Fewer Local People Working in Local Jobs in 2010 than in 2000

The McHenry County Department of Transportation has tons of interesting information in its draft 2040 Transportation Plan.

Look at the image below about who works where.

How commuting patterns changed from 2002 to 2010.

How commuting patterns changed from 2002 to 2010.

Almost 10,000 more people were leaving McHenry County for their jobs in 2010 than in 2002.

6,000 more people were driving into McHenry County to get to their jobs over the same eight year period.

And, the stunner, 3,000 fewer local residents had jobs in McHenry County that eight years before 2010.


Comments

Fewer Local People Working in Local Jobs in 2010 than in 2000 — 6 Comments

  1. And a whole bunch more of us are sitting at home because we LOST our jobs!

  2. Now is the time for all government entities (municipality, township, school boards, county, state, and even federal) take ownership to work with business to look at statistics like this one as a key indicator to help solve problems.

    Not the time to say it’s “other guys fault”, we are fine.

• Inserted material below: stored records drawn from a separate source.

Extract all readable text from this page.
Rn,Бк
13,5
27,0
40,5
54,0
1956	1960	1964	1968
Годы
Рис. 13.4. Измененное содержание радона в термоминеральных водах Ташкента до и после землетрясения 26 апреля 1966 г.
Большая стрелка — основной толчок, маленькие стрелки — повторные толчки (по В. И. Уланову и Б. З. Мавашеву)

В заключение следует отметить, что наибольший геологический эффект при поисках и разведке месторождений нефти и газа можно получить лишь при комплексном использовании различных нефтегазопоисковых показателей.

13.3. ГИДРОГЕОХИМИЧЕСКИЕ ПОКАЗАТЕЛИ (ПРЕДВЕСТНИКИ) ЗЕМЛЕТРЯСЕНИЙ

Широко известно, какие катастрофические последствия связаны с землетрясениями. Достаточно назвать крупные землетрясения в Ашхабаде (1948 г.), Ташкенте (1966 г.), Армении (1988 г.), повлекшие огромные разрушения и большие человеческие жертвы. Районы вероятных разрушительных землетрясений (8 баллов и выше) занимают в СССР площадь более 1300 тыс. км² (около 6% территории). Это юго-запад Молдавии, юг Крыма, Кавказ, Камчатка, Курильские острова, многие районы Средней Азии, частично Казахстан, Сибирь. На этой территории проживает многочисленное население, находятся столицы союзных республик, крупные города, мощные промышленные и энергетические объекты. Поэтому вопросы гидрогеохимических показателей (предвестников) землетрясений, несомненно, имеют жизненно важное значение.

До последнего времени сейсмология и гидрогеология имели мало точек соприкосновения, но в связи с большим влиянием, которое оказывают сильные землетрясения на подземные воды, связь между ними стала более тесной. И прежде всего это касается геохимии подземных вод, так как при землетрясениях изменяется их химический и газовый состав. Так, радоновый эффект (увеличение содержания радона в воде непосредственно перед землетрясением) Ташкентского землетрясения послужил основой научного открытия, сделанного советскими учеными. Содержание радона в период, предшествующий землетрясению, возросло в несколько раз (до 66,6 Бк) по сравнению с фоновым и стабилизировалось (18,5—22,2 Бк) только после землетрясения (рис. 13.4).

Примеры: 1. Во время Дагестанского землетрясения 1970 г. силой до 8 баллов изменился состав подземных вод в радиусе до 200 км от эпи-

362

    Even the extra drive time for commute is a big detraction for us all.

  3. This is why suburbs are going to become extinct and cities will become mega cities in the near future.

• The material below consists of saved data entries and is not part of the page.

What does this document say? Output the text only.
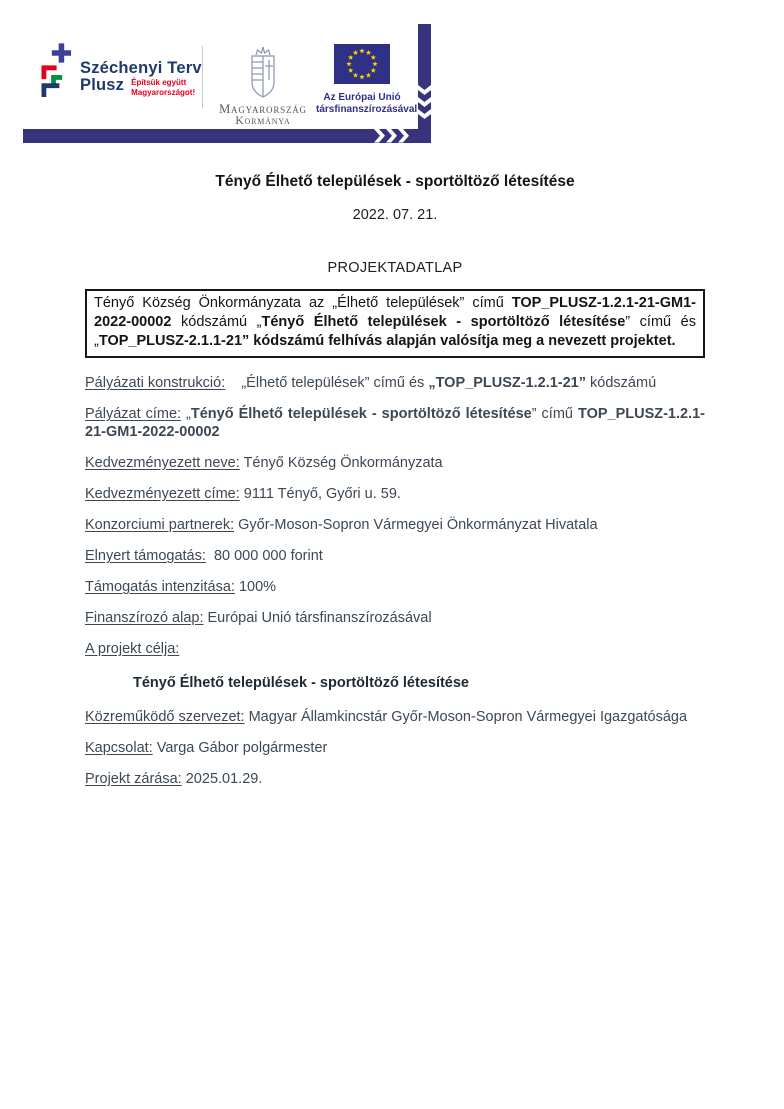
Széchenyi Terv
Plusz Építsük együtt
Magyarországot!
Magyarország
Kormánya
Az Európai Unió
társfinanszírozásával
Tényő Élhető települések - sportöltöző létesítése
2022. 07. 21.
PROJEKTADATLAP
Tényő Község Önkormányzata az „Élhető települések” című TOP_PLUSZ-1.2.1-21-GM1-2022-00002 kódszámú „Tényő Élhető települések - sportöltöző létesítése” című és „TOP_PLUSZ-2.1.1-21” kódszámú felhívás alapján valósítja meg a nevezett projektet.

Pályázati konstrukció:    „Élhető települések” című és „TOP_PLUSZ-1.2.1-21” kódszámú

Pályázat címe: „Tényő Élhető települések - sportöltöző létesítése” című TOP_PLUSZ-1.2.1-21-GM1-2022-00002

Kedvezményezett neve: Tényő Község Önkormányzata

Kedvezményezett címe: 9111 Tényő, Győri u. 59.

Konzorciumi partnerek: Győr-Moson-Sopron Vármegyei Önkormányzat Hivatala

Elnyert támogatás:  80 000 000 forint

Támogatás intenzitása: 100%

Finanszírozó alap: Európai Unió társfinanszírozásával

A projekt célja:

Tényő Élhető települések - sportöltöző létesítése

Közreműködő szervezet: Magyar Államkincstár Győr-Moson-Sopron Vármegyei Igazgatósága

Kapcsolat: Varga Gábor polgármester

Projekt zárása: 2025.01.29.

    35 years ago when we moved here they were going to build a toll road and it still isn’t in McHenry.

    People are tired of commuting.

    Also since local citizens give tax breaks to business like Hobby Lobby and Gary Lang why don’t they hire local McHenry citizens first before going outside to the rest of McHenry County and the rest of the state.

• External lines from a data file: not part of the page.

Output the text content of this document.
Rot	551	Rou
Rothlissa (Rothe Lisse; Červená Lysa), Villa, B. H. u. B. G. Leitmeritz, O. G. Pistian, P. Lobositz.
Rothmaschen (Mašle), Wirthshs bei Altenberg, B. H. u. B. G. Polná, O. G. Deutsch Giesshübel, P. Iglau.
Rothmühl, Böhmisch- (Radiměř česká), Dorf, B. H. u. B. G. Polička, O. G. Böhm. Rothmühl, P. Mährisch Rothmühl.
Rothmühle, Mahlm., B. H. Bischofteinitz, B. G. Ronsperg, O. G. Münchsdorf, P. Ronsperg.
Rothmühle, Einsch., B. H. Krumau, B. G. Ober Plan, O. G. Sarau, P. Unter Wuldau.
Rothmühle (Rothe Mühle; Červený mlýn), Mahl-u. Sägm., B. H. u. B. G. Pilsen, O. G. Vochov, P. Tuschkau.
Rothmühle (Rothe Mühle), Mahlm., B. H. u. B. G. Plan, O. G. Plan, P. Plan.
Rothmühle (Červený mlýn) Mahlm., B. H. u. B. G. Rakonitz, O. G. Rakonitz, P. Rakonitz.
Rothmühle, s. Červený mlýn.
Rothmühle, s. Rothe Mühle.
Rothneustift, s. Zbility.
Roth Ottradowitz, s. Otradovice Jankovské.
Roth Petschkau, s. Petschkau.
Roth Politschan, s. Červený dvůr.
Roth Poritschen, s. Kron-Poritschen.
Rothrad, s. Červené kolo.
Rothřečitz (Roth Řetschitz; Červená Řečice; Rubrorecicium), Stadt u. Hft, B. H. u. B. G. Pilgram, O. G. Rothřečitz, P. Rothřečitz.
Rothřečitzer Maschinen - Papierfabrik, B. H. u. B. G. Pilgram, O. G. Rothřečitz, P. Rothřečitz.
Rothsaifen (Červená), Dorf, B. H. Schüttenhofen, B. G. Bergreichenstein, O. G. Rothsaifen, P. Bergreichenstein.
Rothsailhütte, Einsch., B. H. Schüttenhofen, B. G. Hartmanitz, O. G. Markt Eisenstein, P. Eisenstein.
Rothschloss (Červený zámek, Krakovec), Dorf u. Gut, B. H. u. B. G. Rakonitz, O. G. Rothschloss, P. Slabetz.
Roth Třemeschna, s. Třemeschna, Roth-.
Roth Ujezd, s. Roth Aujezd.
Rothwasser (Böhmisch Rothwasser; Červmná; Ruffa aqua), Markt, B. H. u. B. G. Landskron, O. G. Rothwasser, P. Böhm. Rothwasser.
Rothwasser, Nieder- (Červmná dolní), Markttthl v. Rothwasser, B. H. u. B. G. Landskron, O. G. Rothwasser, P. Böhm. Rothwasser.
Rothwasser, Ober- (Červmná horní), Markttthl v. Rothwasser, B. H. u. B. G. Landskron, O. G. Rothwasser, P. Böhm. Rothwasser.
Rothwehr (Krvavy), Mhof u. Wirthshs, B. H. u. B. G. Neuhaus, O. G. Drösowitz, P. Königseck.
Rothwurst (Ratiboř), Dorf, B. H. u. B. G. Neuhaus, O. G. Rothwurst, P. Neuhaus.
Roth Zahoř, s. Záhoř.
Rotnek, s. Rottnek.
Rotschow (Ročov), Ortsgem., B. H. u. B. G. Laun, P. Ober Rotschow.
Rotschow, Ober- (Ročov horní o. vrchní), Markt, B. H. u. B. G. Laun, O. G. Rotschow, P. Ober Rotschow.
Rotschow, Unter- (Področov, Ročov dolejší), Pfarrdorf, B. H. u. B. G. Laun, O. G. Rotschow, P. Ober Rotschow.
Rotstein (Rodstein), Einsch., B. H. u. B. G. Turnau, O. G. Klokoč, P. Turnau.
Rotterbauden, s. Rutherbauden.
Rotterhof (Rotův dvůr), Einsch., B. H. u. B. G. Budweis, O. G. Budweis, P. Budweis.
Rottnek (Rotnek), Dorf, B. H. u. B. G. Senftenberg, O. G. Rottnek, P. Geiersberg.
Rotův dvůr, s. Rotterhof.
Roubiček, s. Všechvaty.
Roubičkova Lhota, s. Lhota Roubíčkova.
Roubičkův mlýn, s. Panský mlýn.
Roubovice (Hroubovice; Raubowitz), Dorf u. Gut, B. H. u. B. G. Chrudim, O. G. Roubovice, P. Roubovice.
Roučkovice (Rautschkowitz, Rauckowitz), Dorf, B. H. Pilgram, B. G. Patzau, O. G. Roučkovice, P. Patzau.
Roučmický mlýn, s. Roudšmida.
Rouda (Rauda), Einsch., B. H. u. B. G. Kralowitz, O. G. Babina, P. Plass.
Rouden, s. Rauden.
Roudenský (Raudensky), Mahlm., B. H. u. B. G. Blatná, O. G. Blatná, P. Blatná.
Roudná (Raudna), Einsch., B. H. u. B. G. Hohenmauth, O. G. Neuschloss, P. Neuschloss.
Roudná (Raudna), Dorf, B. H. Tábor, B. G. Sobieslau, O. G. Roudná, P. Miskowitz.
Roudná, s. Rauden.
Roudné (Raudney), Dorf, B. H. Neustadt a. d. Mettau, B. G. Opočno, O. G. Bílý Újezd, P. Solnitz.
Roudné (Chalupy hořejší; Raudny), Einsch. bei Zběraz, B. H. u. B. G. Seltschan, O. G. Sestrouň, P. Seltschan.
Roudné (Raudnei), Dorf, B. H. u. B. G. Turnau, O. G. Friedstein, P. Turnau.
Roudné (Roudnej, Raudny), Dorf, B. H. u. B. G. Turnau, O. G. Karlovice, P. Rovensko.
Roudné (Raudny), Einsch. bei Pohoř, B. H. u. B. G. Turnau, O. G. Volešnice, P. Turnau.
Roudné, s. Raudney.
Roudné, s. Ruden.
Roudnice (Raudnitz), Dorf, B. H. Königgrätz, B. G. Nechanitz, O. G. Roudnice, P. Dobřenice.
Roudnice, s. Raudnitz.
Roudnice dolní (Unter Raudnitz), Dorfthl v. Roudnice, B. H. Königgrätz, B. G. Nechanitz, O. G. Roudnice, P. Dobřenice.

    How many people from Wisconsin cross the border to work at Target or Meijer?

  4. I am a commuter to Lake County, my job is moving to downtown Chicago, so my commute will be a 2 hr train ride…

    Fortunately I love my job, still I would prefer to have a local job in McHenry.

    How to create good jobs in McHenry?

    hmmmm…I suggest this is a long term issue requiring strategic actions.

    One such action would be to support a thriving technology education center like MCC.

    This would attract and sustain a skilled workforce that could partner with private companies.

    Another would be to support companies expansion plans providing things only localities can provide.

    These include attractive lifestyle, good schools, rich thriving culture, recreational/nature assets, and of course competitive tax structure and business environment.

  5. Being the 27th or so highest property tax county in the USA can’t help.